Located South of Huron, along the Huron River:

- DuPont Marsh State Nature Preserve, 113 acres, owned by the Ohio Department of Natural Resources (ODNR), and managed by Erie MetroParks.
- Huron River Path MetroPark, 2.4 acre, a rail trail constructed on an abandoned Wheeling and Lake Erie Railway line. The northern trailhead is in Huron Township and shares its parking lot and entrance with the DuPont Marsh State Nature Preserve.

Perkins Township

A portion of the Putnam Marsh Nature Preserve is located in Perkins Township.

Milan Township

Located north of Milan on State Route 13:
- The Coupling MetroPark, 21 acres, a combination of sloping and river bottom lands, including a seasonal boat launch on the Huron River; historic railroad freight cars converted to bunk houses and a historic Wheeling and Lake Erie Railway depot from Monroeville, Ohio, equipped with a kitchen and meeting room and available for rent by the public.
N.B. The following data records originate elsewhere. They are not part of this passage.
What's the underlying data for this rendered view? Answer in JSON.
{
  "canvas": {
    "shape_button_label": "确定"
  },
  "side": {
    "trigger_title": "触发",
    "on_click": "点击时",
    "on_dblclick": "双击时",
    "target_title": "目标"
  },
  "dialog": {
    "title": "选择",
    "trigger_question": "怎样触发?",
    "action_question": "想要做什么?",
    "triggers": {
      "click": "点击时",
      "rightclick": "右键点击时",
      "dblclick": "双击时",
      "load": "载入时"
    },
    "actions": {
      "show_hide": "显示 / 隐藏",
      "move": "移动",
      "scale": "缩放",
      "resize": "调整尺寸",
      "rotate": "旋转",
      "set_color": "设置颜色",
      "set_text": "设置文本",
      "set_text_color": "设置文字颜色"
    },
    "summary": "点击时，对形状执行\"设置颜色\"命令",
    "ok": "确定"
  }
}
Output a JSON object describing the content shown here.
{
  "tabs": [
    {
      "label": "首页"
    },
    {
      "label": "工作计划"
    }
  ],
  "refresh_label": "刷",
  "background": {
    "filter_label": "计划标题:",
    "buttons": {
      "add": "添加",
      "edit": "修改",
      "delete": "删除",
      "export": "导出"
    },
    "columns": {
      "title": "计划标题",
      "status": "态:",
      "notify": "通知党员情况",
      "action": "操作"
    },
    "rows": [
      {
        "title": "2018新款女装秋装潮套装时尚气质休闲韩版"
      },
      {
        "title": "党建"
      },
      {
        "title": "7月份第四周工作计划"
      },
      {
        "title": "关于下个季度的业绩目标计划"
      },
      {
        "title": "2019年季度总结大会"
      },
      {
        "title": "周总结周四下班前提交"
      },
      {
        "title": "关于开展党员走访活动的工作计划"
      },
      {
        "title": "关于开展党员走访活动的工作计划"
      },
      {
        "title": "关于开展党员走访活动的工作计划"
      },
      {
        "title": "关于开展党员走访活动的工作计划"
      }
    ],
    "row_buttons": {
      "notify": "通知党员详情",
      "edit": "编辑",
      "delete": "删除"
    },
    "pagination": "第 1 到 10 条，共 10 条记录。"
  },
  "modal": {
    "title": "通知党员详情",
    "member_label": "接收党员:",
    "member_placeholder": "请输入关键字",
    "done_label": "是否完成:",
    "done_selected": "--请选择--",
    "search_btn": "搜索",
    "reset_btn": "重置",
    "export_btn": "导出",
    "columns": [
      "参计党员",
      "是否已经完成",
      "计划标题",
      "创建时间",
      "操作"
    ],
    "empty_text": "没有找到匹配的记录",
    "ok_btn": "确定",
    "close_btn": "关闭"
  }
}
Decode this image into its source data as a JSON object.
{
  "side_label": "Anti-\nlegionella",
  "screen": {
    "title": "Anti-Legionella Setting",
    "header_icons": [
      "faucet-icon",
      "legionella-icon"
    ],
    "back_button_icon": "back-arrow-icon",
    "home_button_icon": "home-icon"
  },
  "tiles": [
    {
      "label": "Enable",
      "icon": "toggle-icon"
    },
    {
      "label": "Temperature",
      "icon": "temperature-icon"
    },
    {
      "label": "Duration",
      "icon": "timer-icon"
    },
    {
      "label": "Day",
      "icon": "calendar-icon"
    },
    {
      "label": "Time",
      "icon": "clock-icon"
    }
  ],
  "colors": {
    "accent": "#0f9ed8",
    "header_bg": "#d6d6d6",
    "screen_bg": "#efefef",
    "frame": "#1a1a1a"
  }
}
Located at the foot of Old Main Street in the Village of Milan:
- Milan Towpath MetroPark, 3.6 acres, follows the route of the former Milan Canal.

Berlin Township

Located north of Berlin Heights on State Route 61:
- Edison Woods MetroPark, 1340 acre, once slated to become a nuclear power plant, this site is now an important ecological area. It is the largest single park in the Erie MetroParks system with over 7 miles of trails. It also contains some of the last old growth forest in Erie County and former farm fields that are being restored to native prairie.

Located South of the Ohio Turnpike on Huff Road:

- Hoffman Forest MetroPark, 40.5 acres, consists of meadow-to-forest land in succession and mature forest plant communities.

Margaretta Township

Located south-west of Castalia on State Route 101:
- Castalia Quarry MetroPark, 152 acres, formerly a limestone quarry, this once barren land is slowly returning to a natural state.

Florence Township

Unincorporated community of Birmingham on State Route 113:
- Birmingham School MetroPark, 3 acres, a small recreation park with a picnic ground and ball field. The location of the old Birmingham School building, demolished in 1986.

Vermilion, Ohio

Located downtown Vermilion, Ohio
on the west bank of the Vermilion River, almost to the very mouth. It is adjacent to Lakefront Park.

- Wakefield MetroPark, 1.5 acres. It offers passive recreation, hammocks, and water views.
- Thomas Williams MetroPark, 7 acres. This park offers a place for passive recreation. At this time it is only accessible by residents and staff personnel.